NACOGDOCHES — The Texas Water Resources Institute’s Texas Riparian and Stream Ecosystem Education Program will host a workshop from 8 a.m.-4 p.m. Dec. 3 in Nacogdoches for area residents interested in land and water stewardship in the Attoyac Bayou watershed.
The free workshop is co-hosted by the Texas A&M AgriLife Extension Service office in Nacogdoches County and the Attoyac Bayou Watershed Partnership.
The morning session will be at the Courthouse Annex, 203 W. Main St. The afternoon session will include a walk and presentations along the bayou.
Attendees must RSVP by Nov. 27 to Nikki Dictson at 979-458-5915 or firstname.lastname@example.org, or online at http://texasriparian.org/trainings/upcoming-training-locations/.
The program will include a lunchtime presentation, and a catered barbecue lunch is available from C.C.’s Smokehouse for $10 with a reservation prior to Nov. 27. After Nov. 27, lunch is $15 payable at the door. Attendees may bring their own lunch.
Dictson, Texas Water Resources Institute Extension program specialist and program coordinator in College Station, said the workshop will focus on the nature and function of stream and riparian zones, as well as the benefits and economic impacts from proper functioning riparian systems.
A riparian zone is the land area adjacent to the bank of a stream, creek, bayou or river.
Dictson said workshop topics will include riparian and watershed management principles, water quality, riparian vegetation, hindrances to healthy riparian areas, stream processes, management practices and discussion of local resources.
Workshop presentations will be given by representatives of the Texas Water Resources Institute, Texas Parks and Wildlife Department, U.S. Department of Agriculture’s Natural Resources Conservation Service, AgriLife Extension, and Texas A&M Forest Service.

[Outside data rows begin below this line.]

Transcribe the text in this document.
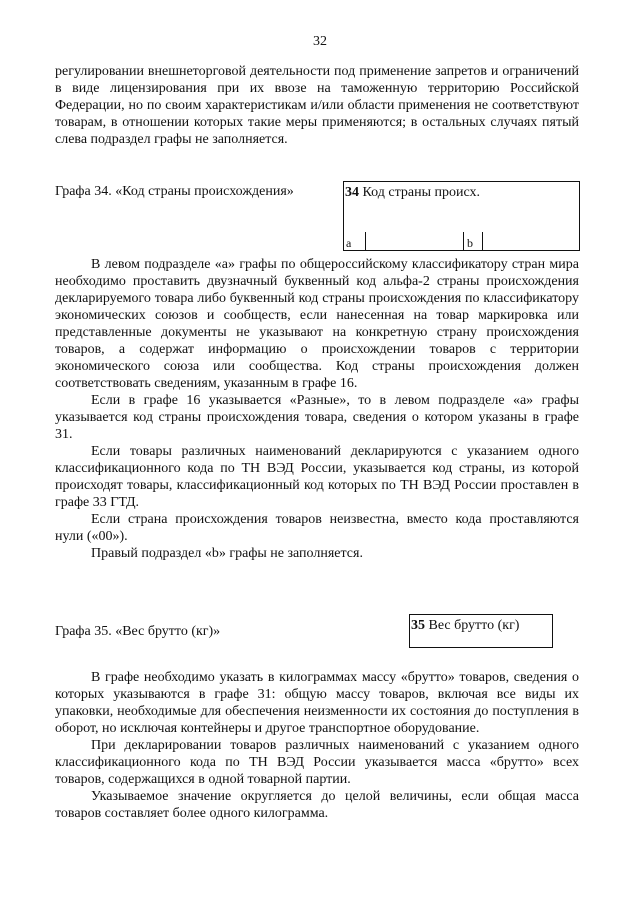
32

регулировании внешнеторговой деятельности под применение запретов и ограничений в виде лицензирования при их ввозе на таможенную территорию Российской Федерации, но по своим характеристикам и/или области применения не соответствуют товарам, в отношении которых такие меры применяются; в остальных случаях пятый слева подраздел графы не заполняется.

Графа 34. «Код страны происхождения»	34 Код страны происх.
a	b

В левом подразделе «а» графы по общероссийскому классификатору стран мира необходимо проставить двузначный буквенный код альфа-2 страны происхождения декларируемого товара либо буквенный код страны происхождения по классификатору экономических союзов и сообществ, если нанесенная на товар маркировка или представленные документы не указывают на конкретную страну происхождения товаров, а содержат информацию о происхождении товаров с территории экономического союза или сообщества. Код страны происхождения должен соответствовать сведениям, указанным в графе 16.

Если в графе 16 указывается «Разные», то в левом подразделе «а» графы указывается код страны происхождения товара, сведения о котором указаны в графе 31.

Если товары различных наименований декларируются с указанием одного классификационного кода по ТН ВЭД России, указывается код страны, из которой происходят товары, классификационный код которых по ТН ВЭД России проставлен в графе 33 ГТД.

Если страна происхождения товаров неизвестна, вместо кода проставляются нули («00»).

Правый подраздел «b» графы не заполняется.

Графа 35. «Вес брутто (кг)»	35 Вес брутто (кг)

В графе необходимо указать в килограммах массу «брутто» товаров, сведения о которых указываются в графе 31: общую массу товаров, включая все виды их упаковки, необходимые для обеспечения неизменности их состояния до поступления в оборот, но исключая контейнеры и другое транспортное оборудование.

При декларировании товаров различных наименований с указанием одного классификационного кода по ТН ВЭД России указывается масса «брутто» всех товаров, содержащихся в одной товарной партии.

Указываемое значение округляется до целой величины, если общая масса товаров составляет более одного килограмма.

Lucas Gregory, a project manager for the water institute in College Station, said the goal of the watershed partnership is to promote the long-term conservation and stewardship of the Attoyac Bayou watershed that improves and sustains water quality, protects the natural resources it contains and maintains its economic viability.
Gregory said the Attoyac Bayou Watershed Partnership developed a watershed protection plan in 2014 to help mitigate water quality concerns.
Ricky Thompson, AgriLife Extension agent for Nacogdoches County, said participants will receive a certificate of completion and appropriate continuing education unit certificates at the conclusion of the training.
The workshop offers over five types of continuing education units including three units – two general and one integrated pest management – for Texas Department of Agriculture pesticide license holders. It offers one unit from the Texas Water Resources Institute and six hours for Texas Nutrient Management Planning specialists. Foresters and professional loggers can receive six hours from the Texas Forestry Association and 5.5 hours from Society of American Foresters. The program may also be used for continuing education units for professional engineers and architects.